LONDON-European property investment in 13 produced returns of 10.4% last year, according to a new pan-European index launched by Investment Property Databank. Real estate investment returns were up from 7.4% in 2003 and 7.3% the year before in local currency terms.
IPD is launching a Europe-wide index to meet what it sees as growing demand for clear data on investing in property, which has drawn big inflows in recent years from investors burned by the end of the dot-com boom in stocks.
"Transparency [of returns] is key to unlocking international capital investment in your market. …In 10 years' time, there may be hundreds of pan-European funds," Ian Cullen, director, head of systems and information systems at IPD, told a press briefing.

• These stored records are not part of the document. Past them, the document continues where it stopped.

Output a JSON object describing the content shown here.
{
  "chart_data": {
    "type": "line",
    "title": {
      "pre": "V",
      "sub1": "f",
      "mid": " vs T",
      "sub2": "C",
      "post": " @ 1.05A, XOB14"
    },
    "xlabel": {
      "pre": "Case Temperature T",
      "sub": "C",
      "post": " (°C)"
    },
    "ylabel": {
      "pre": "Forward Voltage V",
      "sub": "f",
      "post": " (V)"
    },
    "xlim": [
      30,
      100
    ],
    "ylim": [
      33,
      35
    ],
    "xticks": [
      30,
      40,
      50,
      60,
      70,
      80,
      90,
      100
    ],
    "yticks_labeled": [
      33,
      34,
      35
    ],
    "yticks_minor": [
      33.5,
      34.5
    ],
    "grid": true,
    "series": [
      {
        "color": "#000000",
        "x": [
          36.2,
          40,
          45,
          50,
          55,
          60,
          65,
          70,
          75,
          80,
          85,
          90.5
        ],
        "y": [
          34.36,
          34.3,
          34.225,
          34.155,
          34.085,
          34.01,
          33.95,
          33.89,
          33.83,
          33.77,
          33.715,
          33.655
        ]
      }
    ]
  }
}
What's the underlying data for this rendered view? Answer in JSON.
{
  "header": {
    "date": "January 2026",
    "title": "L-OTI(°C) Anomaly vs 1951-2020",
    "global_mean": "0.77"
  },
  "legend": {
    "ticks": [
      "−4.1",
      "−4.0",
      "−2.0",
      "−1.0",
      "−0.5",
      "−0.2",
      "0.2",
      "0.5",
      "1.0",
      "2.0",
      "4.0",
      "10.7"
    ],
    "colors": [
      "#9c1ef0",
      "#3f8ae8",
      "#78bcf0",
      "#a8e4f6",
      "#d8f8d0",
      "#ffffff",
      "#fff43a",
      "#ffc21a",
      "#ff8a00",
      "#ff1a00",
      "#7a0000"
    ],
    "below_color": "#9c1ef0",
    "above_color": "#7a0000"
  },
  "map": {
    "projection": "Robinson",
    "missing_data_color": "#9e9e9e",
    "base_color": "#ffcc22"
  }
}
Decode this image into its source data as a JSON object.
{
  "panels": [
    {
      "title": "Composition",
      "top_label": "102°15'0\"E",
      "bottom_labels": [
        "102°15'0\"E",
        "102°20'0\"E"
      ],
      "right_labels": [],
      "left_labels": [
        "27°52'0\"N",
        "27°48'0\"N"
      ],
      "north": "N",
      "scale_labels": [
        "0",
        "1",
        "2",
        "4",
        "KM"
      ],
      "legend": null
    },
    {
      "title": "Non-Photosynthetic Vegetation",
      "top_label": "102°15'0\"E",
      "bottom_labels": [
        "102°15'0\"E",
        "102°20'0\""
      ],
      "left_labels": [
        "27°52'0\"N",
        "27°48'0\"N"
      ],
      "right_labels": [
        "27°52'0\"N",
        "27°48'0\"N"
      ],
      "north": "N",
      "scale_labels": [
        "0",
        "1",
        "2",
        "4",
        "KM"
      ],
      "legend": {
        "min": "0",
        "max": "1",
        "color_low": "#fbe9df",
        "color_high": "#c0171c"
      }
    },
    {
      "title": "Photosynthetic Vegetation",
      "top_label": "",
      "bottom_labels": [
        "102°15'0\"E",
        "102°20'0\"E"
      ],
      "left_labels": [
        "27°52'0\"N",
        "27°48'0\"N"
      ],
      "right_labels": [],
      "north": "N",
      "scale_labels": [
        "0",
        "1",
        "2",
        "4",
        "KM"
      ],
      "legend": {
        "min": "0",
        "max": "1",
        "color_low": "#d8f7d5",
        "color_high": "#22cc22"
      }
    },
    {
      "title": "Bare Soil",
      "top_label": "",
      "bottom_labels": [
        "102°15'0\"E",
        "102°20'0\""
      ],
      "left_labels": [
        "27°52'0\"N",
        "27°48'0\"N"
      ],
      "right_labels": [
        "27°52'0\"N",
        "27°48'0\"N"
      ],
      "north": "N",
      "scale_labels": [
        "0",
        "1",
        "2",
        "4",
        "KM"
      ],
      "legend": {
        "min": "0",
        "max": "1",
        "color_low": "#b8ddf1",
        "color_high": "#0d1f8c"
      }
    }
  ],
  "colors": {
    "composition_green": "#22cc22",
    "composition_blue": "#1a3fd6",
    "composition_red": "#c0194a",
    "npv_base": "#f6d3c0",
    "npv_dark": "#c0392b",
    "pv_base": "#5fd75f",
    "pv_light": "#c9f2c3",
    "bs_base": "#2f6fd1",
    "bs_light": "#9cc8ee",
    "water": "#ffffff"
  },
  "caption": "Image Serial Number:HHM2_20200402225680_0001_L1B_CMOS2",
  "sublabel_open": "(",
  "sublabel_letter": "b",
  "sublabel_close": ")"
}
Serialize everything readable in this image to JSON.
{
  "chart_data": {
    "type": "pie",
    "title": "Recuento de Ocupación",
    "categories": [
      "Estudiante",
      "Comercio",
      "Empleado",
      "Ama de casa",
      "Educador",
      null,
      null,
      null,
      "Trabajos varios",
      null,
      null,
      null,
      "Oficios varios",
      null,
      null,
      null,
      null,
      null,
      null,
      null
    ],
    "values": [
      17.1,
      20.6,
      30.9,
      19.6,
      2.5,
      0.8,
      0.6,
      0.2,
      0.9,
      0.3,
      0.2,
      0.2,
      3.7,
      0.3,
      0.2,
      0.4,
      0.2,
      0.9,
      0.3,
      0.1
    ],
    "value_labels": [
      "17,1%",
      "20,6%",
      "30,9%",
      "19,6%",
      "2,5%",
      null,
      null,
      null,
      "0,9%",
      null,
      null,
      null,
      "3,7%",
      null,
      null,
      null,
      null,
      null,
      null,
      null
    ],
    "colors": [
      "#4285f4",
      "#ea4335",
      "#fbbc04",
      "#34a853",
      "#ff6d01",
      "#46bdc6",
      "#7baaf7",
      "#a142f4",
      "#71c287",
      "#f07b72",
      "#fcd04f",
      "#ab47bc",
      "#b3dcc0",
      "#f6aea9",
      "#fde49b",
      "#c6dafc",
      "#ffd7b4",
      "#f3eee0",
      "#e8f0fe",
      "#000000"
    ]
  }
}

The index is based on data covering 41% of the euro 1.017 trillion ($1.25 trillion) property investment market in Europe. Countries in the new index are Britain, Germany, France, Switzerland, Netherlands, Italy, Sweden, Finland, Denmark, Spain, Norway, Portugal and Ireland.
Data showed that retail property provided the strongest returns last year at around 15% in local currency terms. The index does not yet include returns from industrial property in part because of inadequate figures but Cullen is optimistic the sector may be included as the index develops.
But IPD cautioned investors against using the index as a benchmark for funds. The report adds that data is still being updated through broader geographic coverage and revisions to historical data.
The size of Britain's property market is reflected in its weighting in the new index. It accounts for 35.4% followed by Germany at 18.9% and France at 11.6 %. IPD is looking into indices in the Austrian and Belgian markets.